Un año más tarde (1894) Marion Hedgepeth pone en aviso a la compañía de seguros Fidelity Mutual Life Association de una posible estafa en relación a la muerte de Benjamin Pitezel en una explosión “accidental”. La compañía envía un detective a investigar al beneficiario de la póliza del seguro de vida de Pitezel (que murió en circunstancias demasiado extrañas).
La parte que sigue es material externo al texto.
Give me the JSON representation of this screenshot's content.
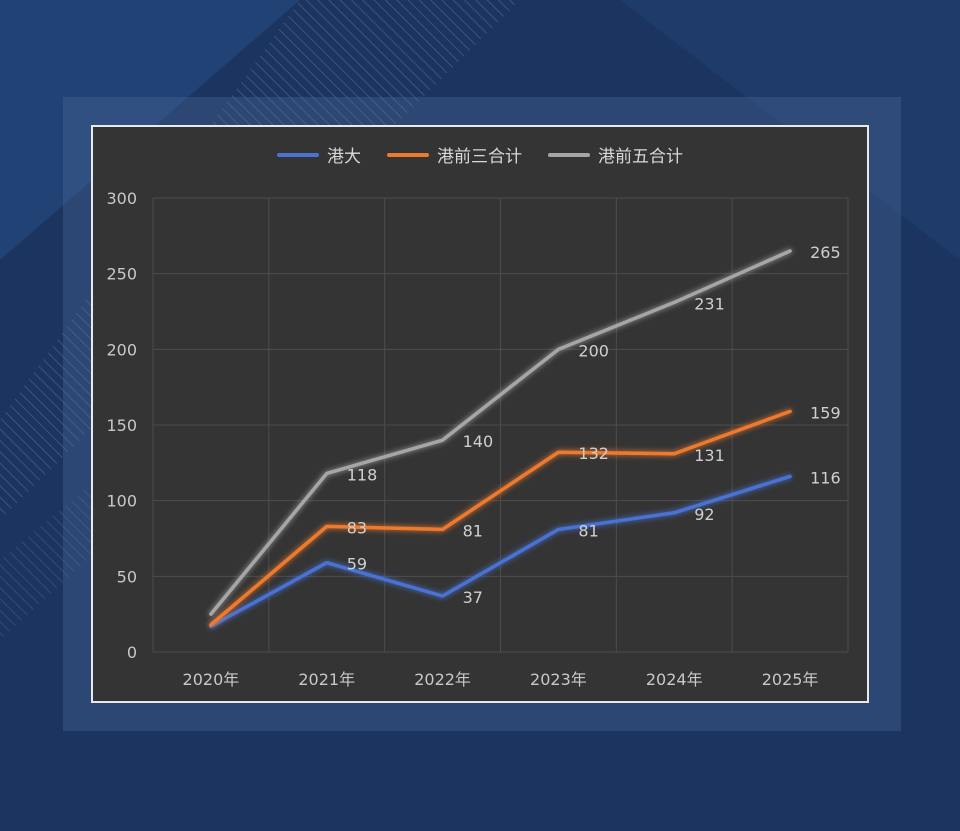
{
  "colors": {
    "background": "#1b3560",
    "plot_background": "#343434",
    "grid": "#4d4d4d",
    "axis_text": "#c8c8c8",
    "label_text": "#cfcfcf"
  },
  "chart_data": {
    "type": "line",
    "title": "",
    "xlabel": "",
    "ylabel": "",
    "categories": [
      "2020年",
      "2021年",
      "2022年",
      "2023年",
      "2024年",
      "2025年"
    ],
    "ylim": [
      0,
      300
    ],
    "yticks": [
      0,
      50,
      100,
      150,
      200,
      250,
      300
    ],
    "grid": true,
    "legend_position": "top-center",
    "series": [
      {
        "name": "港大",
        "color": "#4a72d4",
        "values": [
          17,
          59,
          37,
          81,
          92,
          116
        ],
        "labels": [
          "",
          "59",
          "37",
          "81",
          "92",
          "116"
        ]
      },
      {
        "name": "港前三合计",
        "color": "#ee7a2e",
        "values": [
          18,
          83,
          81,
          132,
          131,
          159
        ],
        "labels": [
          "",
          "83",
          "81",
          "132",
          "131",
          "159"
        ]
      },
      {
        "name": "港前五合计",
        "color": "#a6a6a6",
        "values": [
          25,
          118,
          140,
          200,
          231,
          265
        ],
        "labels": [
          "",
          "118",
          "140",
          "200",
          "231",
          "265"
        ]
      }
    ]
  }
}
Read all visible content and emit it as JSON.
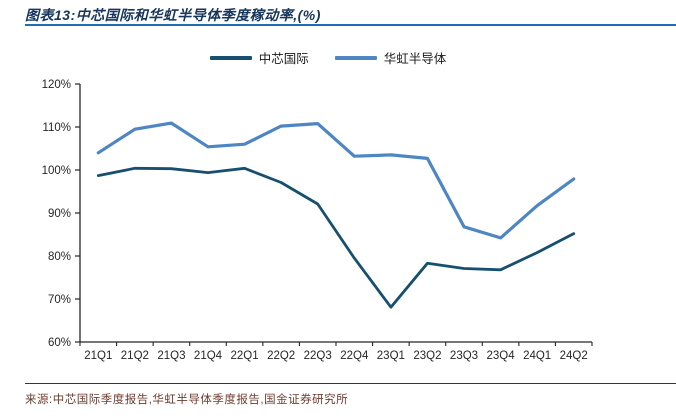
{
  "header": {
    "title": "图表13:中芯国际和华虹半导体季度稼动率,(%)"
  },
  "chart_data": {
    "type": "line",
    "title": "图表13:中芯国际和华虹半导体季度稼动率,(%)",
    "categories": [
      "21Q1",
      "21Q2",
      "21Q3",
      "21Q4",
      "22Q1",
      "22Q2",
      "22Q3",
      "22Q4",
      "23Q1",
      "23Q2",
      "23Q3",
      "23Q4",
      "24Q1",
      "24Q2"
    ],
    "series": [
      {
        "name": "中芯国际",
        "color": "#17506f",
        "stroke_width": 2.8,
        "values": [
          98.7,
          100.4,
          100.3,
          99.4,
          100.4,
          97.1,
          92.1,
          79.5,
          68.1,
          78.3,
          77.1,
          76.8,
          80.8,
          85.2
        ]
      },
      {
        "name": "华虹半导体",
        "color": "#4e86c4",
        "stroke_width": 3.2,
        "values": [
          104.0,
          109.5,
          110.9,
          105.4,
          106.0,
          110.2,
          110.8,
          103.2,
          103.5,
          102.7,
          86.8,
          84.2,
          91.7,
          97.9
        ]
      }
    ],
    "xlabel": "",
    "ylabel": "",
    "ylim": [
      60,
      120
    ],
    "ytick_step": 10,
    "ytick_labels": [
      "120%",
      "110%",
      "100%",
      "90%",
      "80%",
      "70%",
      "60%"
    ],
    "grid": false,
    "legend_position": "top"
  },
  "footer": {
    "source": "来源:中芯国际季度报告,华虹半导体季度报告,国金证券研究所"
  },
  "colors": {
    "title_text": "#16365c",
    "title_rule": "#1f6fb5",
    "axis": "#262626",
    "tick_text": "#262626",
    "source_text": "#6e3b2e",
    "footer_rule": "#1f3b57"
  }
}
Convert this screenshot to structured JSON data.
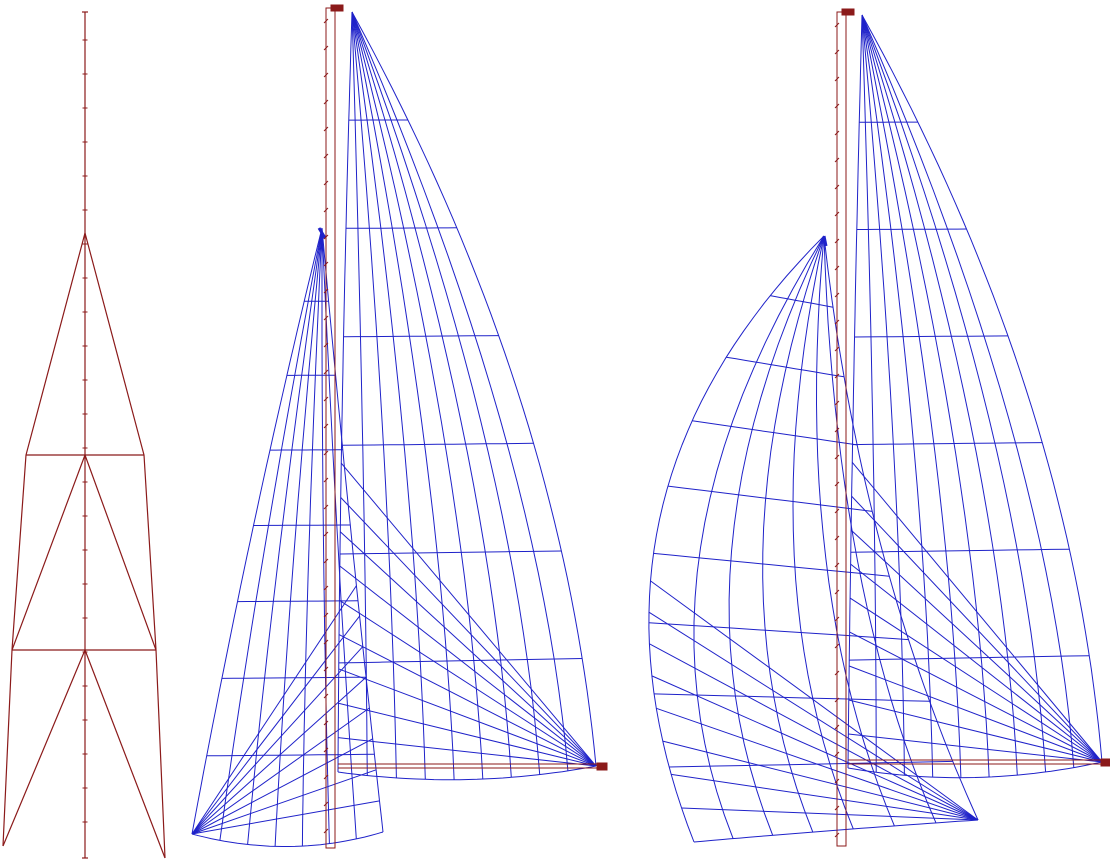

H. M. Howard es el encargado de indagar, y descubre, con sorpresa y horror, algo más que irregularidades.
En su último intento de estafa al seguro (esta vez pretendía matar a una familia completa), Holmes, ahora bajo el nombre de H. M. Howard, prendió fuego a Benjamin Pitezel (cómplice y víctima) y después se llevó a sus dos hijos, a los que dejó escribir varias cartas a su familia antes de matarlos, pero esas cartas nunca salieron de su casa.
Cuando dieron con él, semanas después, y registraron su apartamento, encontraron las cartas y la dirección del remitente llevó a la policía hasta su anterior vivienda, casa en cuyo jardín había enterrado a los niños. Así, por un descuido del asesino y atando cabos, el investigador de una compañía de seguros consiguió poner a la policía en la pista de uno de los peores asesinos en serie de la historia.
A modo de curiosidad cabría destacar que, durante su carrera criminal, Herman Webster Mudgett (alias Holmes, alias Howard) pasó 2 meses en un manicomio por intento de suicidio y varios meses en la cárcel por delitos de estafa menores. Fue condenado a muerte en Mayo de 1896, a la edad de 35 años, dejando tras de sí un legado de muerte y horror que esperemos, nadie pretenda superar.